Additionally, they provided details of their balance sheet normalization, which is the shedding of the billions in mortgage-backed securities (MBS) they currently hold.
That too was a relatively dovish announcement, revealing that they’d reinvest less of the proceeds from principal payments, as opposed to outright selling MBS.
This “good news” led to a big stock market surge and price improvements from mortgage lenders.

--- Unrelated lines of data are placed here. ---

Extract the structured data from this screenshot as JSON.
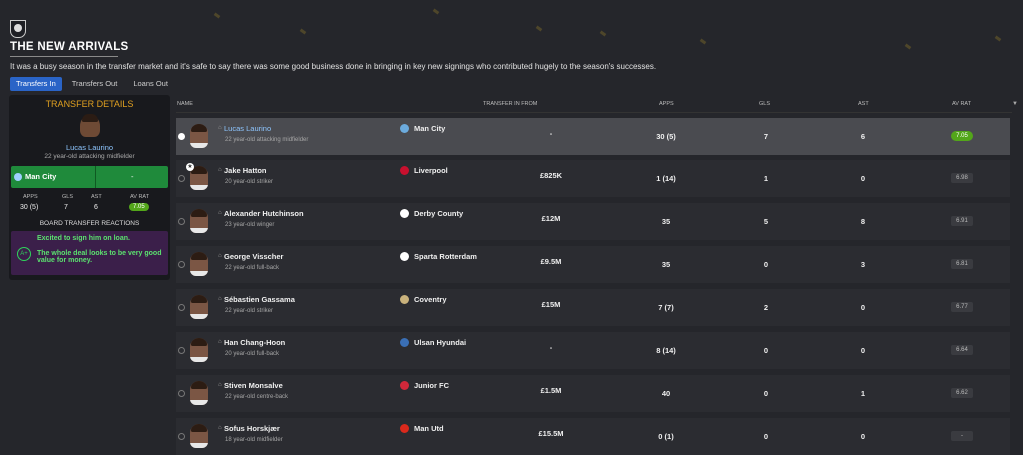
{
  "header": {
    "title": "THE NEW ARRIVALS",
    "intro": "It was a busy season in the transfer market and it's safe to say there was some good business done in bringing in key new signings who contributed hugely to the season's successes."
  },
  "tabs": [
    {
      "label": "Transfers In",
      "active": true
    },
    {
      "label": "Transfers Out",
      "active": false
    },
    {
      "label": "Loans Out",
      "active": false
    }
  ],
  "details": {
    "heading": "TRANSFER DETAILS",
    "name": "Lucas Laurino",
    "desc": "22 year-old attacking midfielder",
    "club": "Man City",
    "fee": "-",
    "stat_labels": [
      "APPS",
      "GLS",
      "AST",
      "AV RAT"
    ],
    "stat_values": [
      "30 (5)",
      "7",
      "6",
      "7.05"
    ],
    "reactions_heading": "BOARD TRANSFER REACTIONS",
    "grade": "A+",
    "reaction_1": "Excited to sign him on loan.",
    "reaction_2": "The whole deal looks to be very good value for money."
  },
  "table": {
    "columns": {
      "name": "NAME",
      "from": "TRANSFER IN FROM",
      "apps": "APPS",
      "gls": "GLS",
      "ast": "AST",
      "rat": "AV RAT"
    },
    "rows": [
      {
        "name": "Lucas Laurino",
        "desc": "22 year-old attacking midfielder",
        "club": "Man City",
        "club_color": "#6cabdd",
        "fee": "-",
        "apps": "30 (5)",
        "gls": "7",
        "ast": "6",
        "rat": "7.05",
        "selected": true,
        "star": false
      },
      {
        "name": "Jake Hatton",
        "desc": "20 year-old striker",
        "club": "Liverpool",
        "club_color": "#c8102e",
        "fee": "£825K",
        "apps": "1 (14)",
        "gls": "1",
        "ast": "0",
        "rat": "6.98",
        "selected": false,
        "star": true
      },
      {
        "name": "Alexander Hutchinson",
        "desc": "23 year-old winger",
        "club": "Derby County",
        "club_color": "#ffffff",
        "fee": "£12M",
        "apps": "35",
        "gls": "5",
        "ast": "8",
        "rat": "6.91",
        "selected": false,
        "star": false
      },
      {
        "name": "George Visscher",
        "desc": "22 year-old full-back",
        "club": "Sparta Rotterdam",
        "club_color": "#ffffff",
        "fee": "£9.5M",
        "apps": "35",
        "gls": "0",
        "ast": "3",
        "rat": "6.81",
        "selected": false,
        "star": false
      },
      {
        "name": "Sébastien Gassama",
        "desc": "22 year-old striker",
        "club": "Coventry",
        "club_color": "#c9b27c",
        "fee": "£15M",
        "apps": "7 (7)",
        "gls": "2",
        "ast": "0",
        "rat": "6.77",
        "selected": false,
        "star": false
      },
      {
        "name": "Han Chang-Hoon",
        "desc": "20 year-old full-back",
        "club": "Ulsan Hyundai",
        "club_color": "#3a6fb5",
        "fee": "-",
        "apps": "8 (14)",
        "gls": "0",
        "ast": "0",
        "rat": "6.64",
        "selected": false,
        "star": false
      },
      {
        "name": "Stiven Monsalve",
        "desc": "22 year-old centre-back",
        "club": "Junior FC",
        "club_color": "#d0283a",
        "fee": "£1.5M",
        "apps": "40",
        "gls": "0",
        "ast": "1",
        "rat": "6.62",
        "selected": false,
        "star": false
      },
      {
        "name": "Sofus Horskjær",
        "desc": "18 year-old midfielder",
        "club": "Man Utd",
        "club_color": "#da291c",
        "fee": "£15.5M",
        "apps": "0 (1)",
        "gls": "0",
        "ast": "0",
        "rat": "-",
        "selected": false,
        "star": false
      }
    ]
  },
  "colors": {
    "accent": "#2a64c7",
    "club_bar": "#1f8a3b",
    "rating_good": "#53a61a",
    "heading": "#e0a020"
  }
}
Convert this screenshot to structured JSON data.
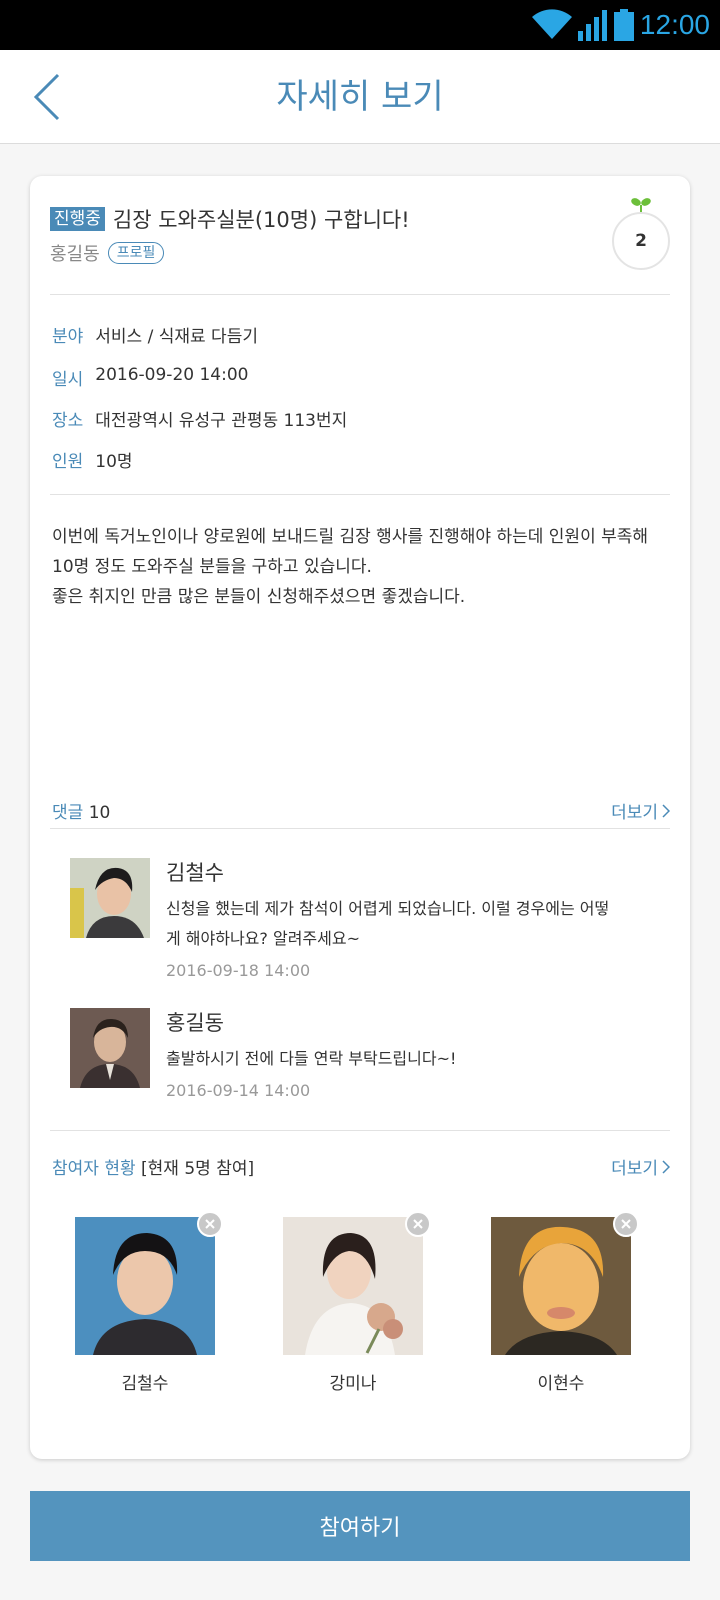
{
  "status_bar": {
    "time": "12:00"
  },
  "header": {
    "title": "자세히 보기"
  },
  "post": {
    "status": "진행중",
    "title": "김장 도와주실분(10명) 구합니다!",
    "author": "홍길동",
    "profile_label": "프로필",
    "count": "2",
    "info": {
      "field_label": "분야",
      "field_value": "서비스 / 식재료 다듬기",
      "date_label": "일시",
      "date_value": "2016-09-20 14:00",
      "place_label": "장소",
      "place_value": "대전광역시 유성구 관평동 113번지",
      "people_label": "인원",
      "people_value": "10명"
    },
    "description": [
      "이번에 독거노인이나 양로원에 보내드릴 김장 행사를 진행해야 하는데 인원이 부족해",
      "10명 정도 도와주실 분들을 구하고 있습니다.",
      "좋은 취지인 만큼 많은 분들이 신청해주셨으면 좋겠습니다."
    ]
  },
  "comments": {
    "label": "댓글",
    "count": "10",
    "more": "더보기",
    "items": [
      {
        "name": "김철수",
        "text_line1": "신청을 했는데 제가 참석이 어렵게 되었습니다. 이럴 경우에는 어떻",
        "text_line2": "게 해야하나요? 알려주세요~",
        "date": "2016-09-18 14:00"
      },
      {
        "name": "홍길동",
        "text_line1": "출발하시기 전에 다들 연락 부탁드립니다~!",
        "text_line2": "",
        "date": "2016-09-14 14:00"
      }
    ]
  },
  "participants": {
    "label": "참여자 현황",
    "summary": "[현재 5명 참여]",
    "more": "더보기",
    "items": [
      {
        "name": "김철수"
      },
      {
        "name": "강미나"
      },
      {
        "name": "이현수"
      }
    ]
  },
  "join_button": {
    "label": "참여하기"
  },
  "colors": {
    "accent": "#4a8ab7",
    "button": "#5494be"
  }
}
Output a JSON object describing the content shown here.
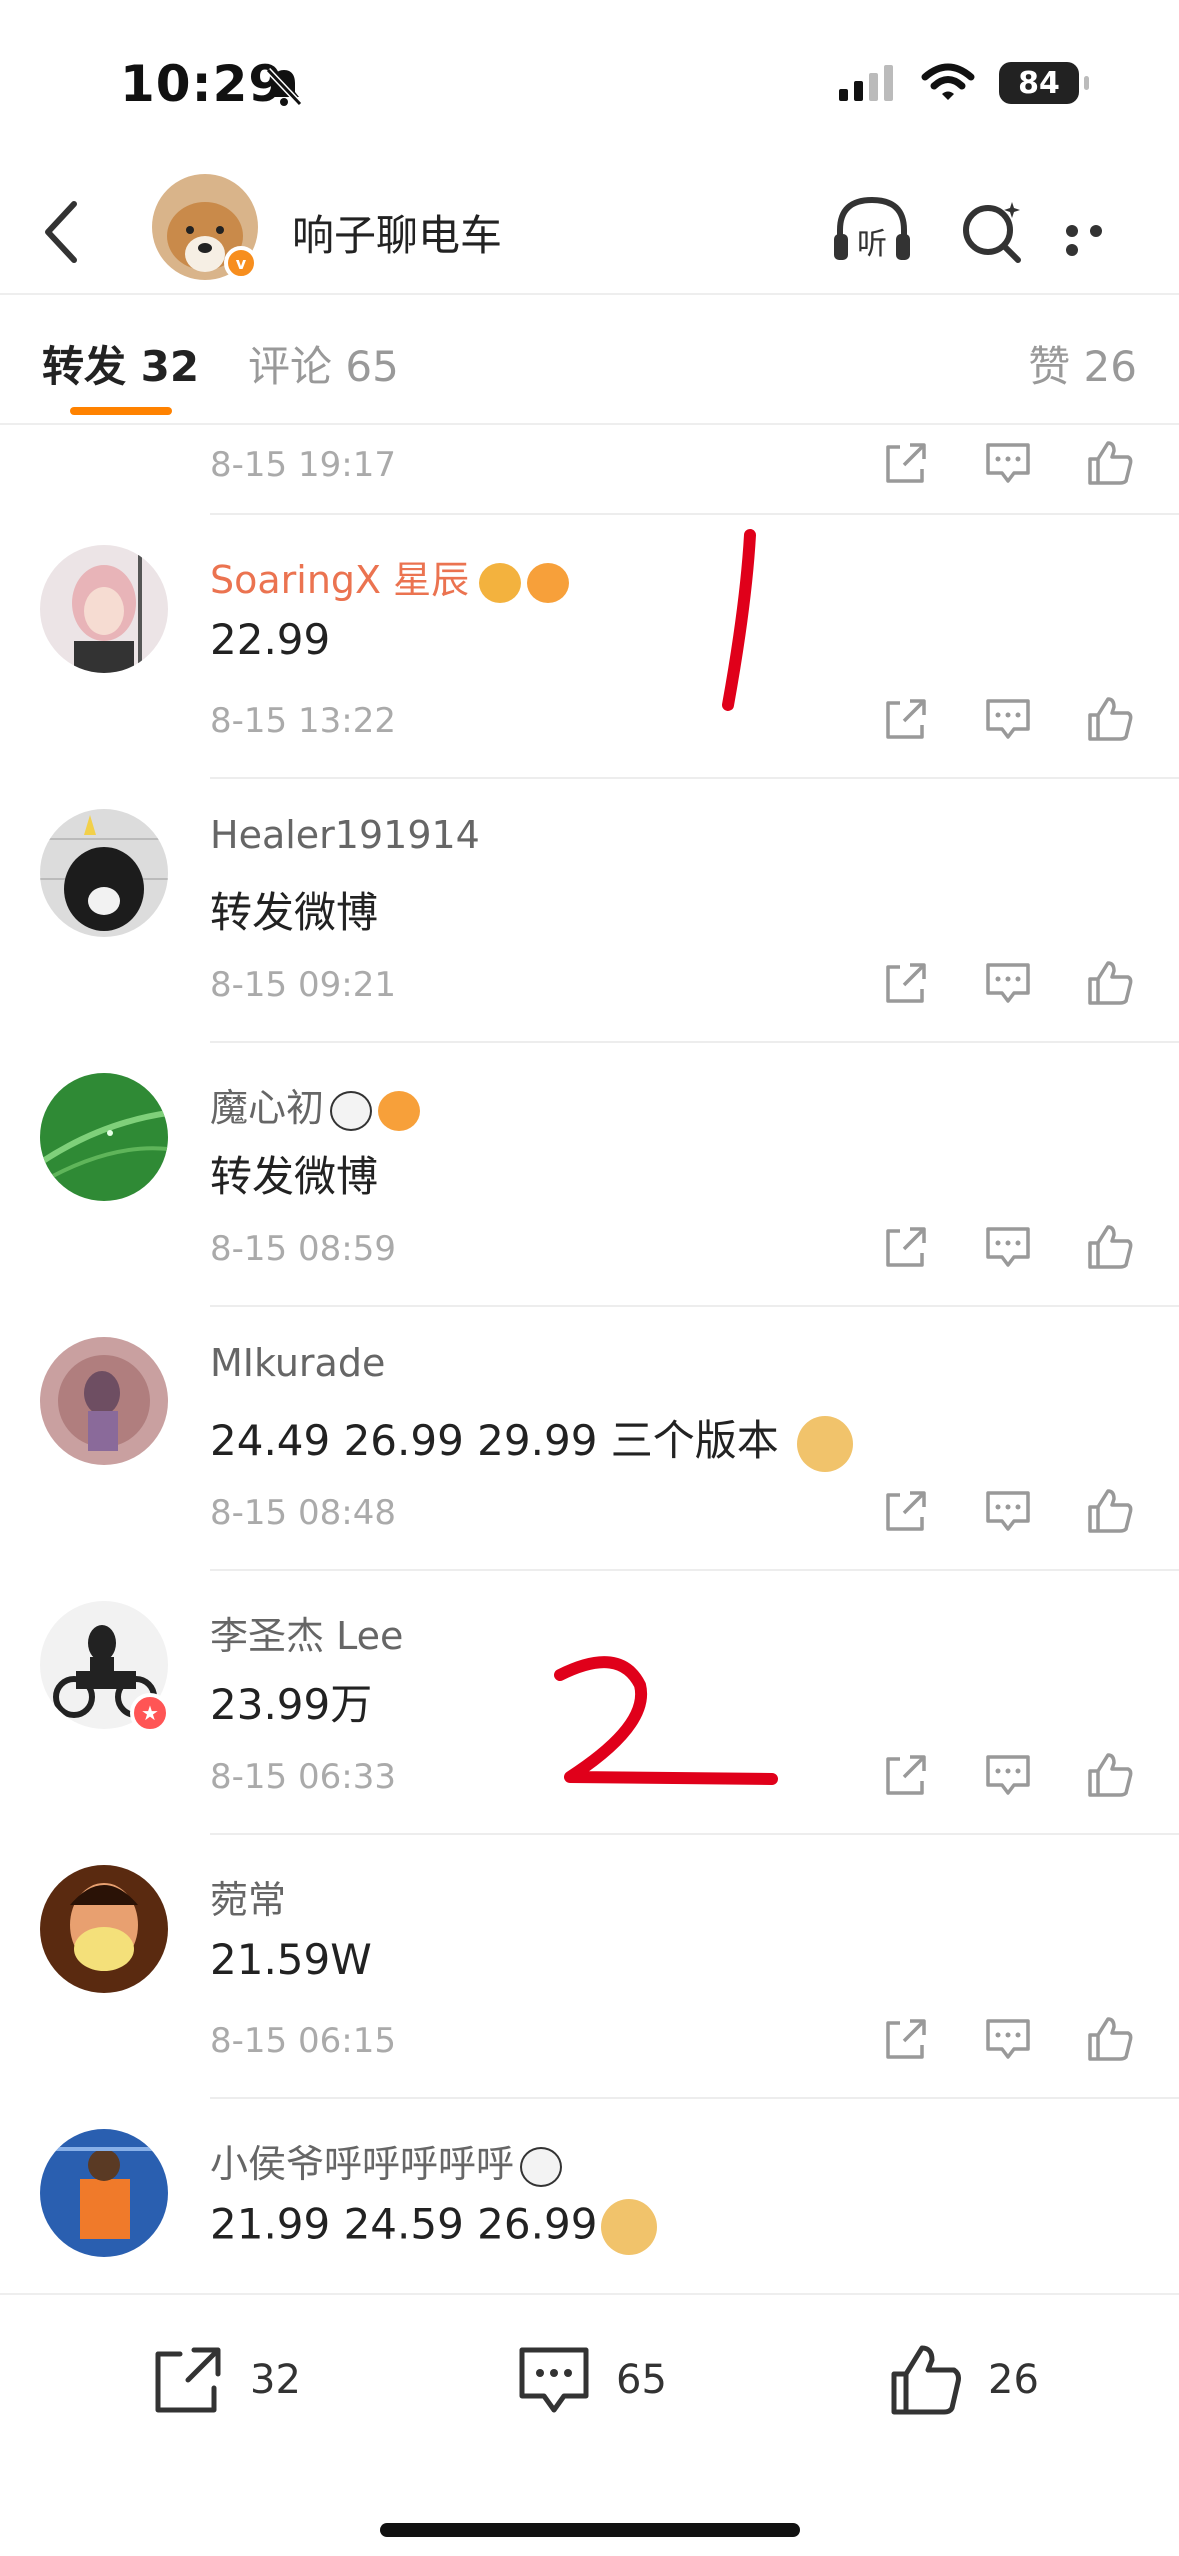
{
  "status_bar": {
    "time": "10:29",
    "battery": "84"
  },
  "header": {
    "username": "响子聊电车",
    "verified_badge": "v"
  },
  "tabs": {
    "repost": "转发 32",
    "comment": "评论 65",
    "likes": "赞 26"
  },
  "partial_row": {
    "time": "8-15 19:17"
  },
  "items": [
    {
      "name": "SoaringX 星辰",
      "content": "22.99",
      "time": "8-15 13:22"
    },
    {
      "name": "Healer191914",
      "content": "转发微博",
      "time": "8-15 09:21"
    },
    {
      "name": "魔心初",
      "content": "转发微博",
      "time": "8-15 08:59"
    },
    {
      "name": "MIkurade",
      "content": "24.49  26.99  29.99 三个版本",
      "time": "8-15 08:48"
    },
    {
      "name": "李圣杰 Lee",
      "content": "23.99万",
      "time": "8-15 06:33"
    },
    {
      "name": "菀常",
      "content": "21.59W",
      "time": "8-15 06:15"
    },
    {
      "name": "小侯爷呼呼呼呼呼",
      "content": "21.99 24.59 26.99",
      "time": ""
    }
  ],
  "bottom_bar": {
    "repost_count": "32",
    "comment_count": "65",
    "like_count": "26"
  },
  "colors": {
    "accent": "#ff8200",
    "vip_name": "#eb7350",
    "annotation": "#e0001a"
  }
}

But it was short-lived, with the stock market bounce turning negative the next day. And rates also resumed their upward climb.
Why? Because everyone seems concerned with the longer view of rising inflation, and simply doesn’t care if we get some small wins along the way.
Patience Is a Virtue Until We Get Through This Ugly Stretch
Mortgage rates seem to ride on momentum, whether it’s up or down. Over the past many years, they were on a major downward trajectory.
Both the 30-year fixed and 15-year fixed hit all-time record lows and kept defying expectations year after year.
The Fed mostly engineered that via Quantitative Easing (QE), which it is now reversing via normalization.
So it makes perfect sense for mortgage rates to rise. But similar to how low they went, they now appear to be overshooting the mark higher.
The 30-year fixed is currently pricing around 5.625%, which is nearly double, yes double, the ~3% rate you could receive in late 2021.
That seems a bit extreme to me, and would call for some kind of correction, despite the Fed’s new, aggressive anti-inflation stance.
But as noted, mortgage rates get stuck in a pattern and that’s higher highs, as opposed to ebbs and flows.
There’s been no relief, and it might get worse before it gets better. Chances are we will see 30-year fixed mortgage rates hit 6% before they return to 5%.
It just feels inevitable, whether fair or not. If it happens, it’d be the first time since May 2008.
Those who are buying a home will need to be patient, or look into alternatives, such as the 5/1 ARM or 7/1 ARM, which are both providing reasonable discounts now.
I still believe mortgage rates will improve in the somewhat near-future, whether that’s later this year or in 2023.
However, I am also coming to terms with the fact that the higher mortgage rate train simply can’t be stopped right now.
This was evidenced by the Fed’s recent announcements, meaning it would take something truly out of the ordinary to stop the carnage.
Still, I am holding out hope for a return to more rational rates in the next 12 months.
As such, one strategy could be to go with an adjustable-rate mortgage until the dust settles, then refinance it to a 30-year fixed if you want that stability long-term.